Doctor of Philosophy (PhD)

Document Type

Doctoral Dissertation


Fine Arts


Arts Administration

First Advisor

Dr. Jaleesa Wells


This dissertation explores the complex landscape of public funding policies for popular music across three cities: Atlanta, Glasgow, and Toronto. Through comparative case studies and qualitative research methods, this work explores the varying approaches each city takes towards funding popular music, including the social, economic, and political environments in which these funding policies have developed.

Through document reviews and interviews with key stakeholders, the dissertation highlights the differences in how public funding for popular music is approached in Glasgow, Atlanta, and Toronto and the broader context of how these policies were created. Using Multiple Streams Approach, the Five Streams Confluence Model, and Advocacy Coalition Framework to analyze the policy development in each city, this research reveals the challenges and unique circumstances across locations that have given rise to vastly different approaches to supporting popular music.

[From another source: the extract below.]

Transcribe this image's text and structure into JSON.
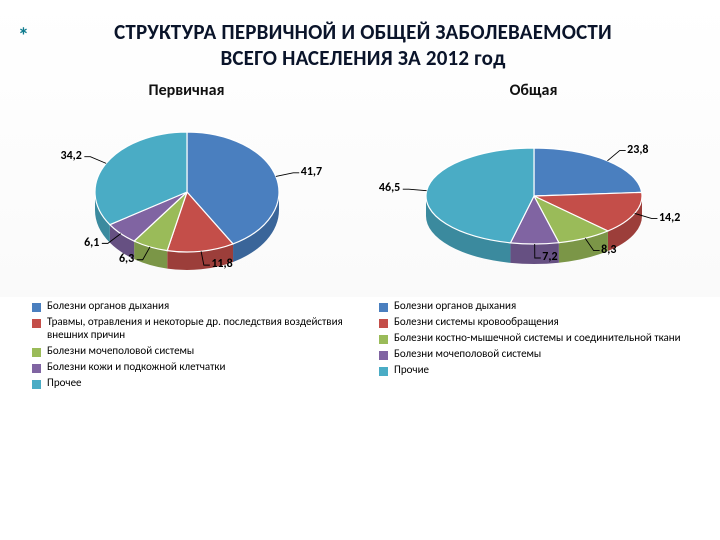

The results of this study suggest that public funding for popular music is available in Glasgow and Toronto, while Atlanta does not offer such funding. Each case study city was heavily influenced by their national contexts and the approach of each country to arts funding in general. The availability of public funding for popular music seemingly has less to do with budgetary considerations and instead is influenced by the social construction of popular music in each case study and the focus of funding agencies on equity, diversity, and inclusion.

This dissertation contributes to the field by providing a foundational examination of the mechanisms of policy development related to public funding for popular music, an area of research with significant gaps. This study creates a launchpad for new research directions for arts administration and the role of popular music in bridging diversity gaps in arts and culture. It also provides knowledge to assist policy makers in shaping their efforts to support popular music in their communities.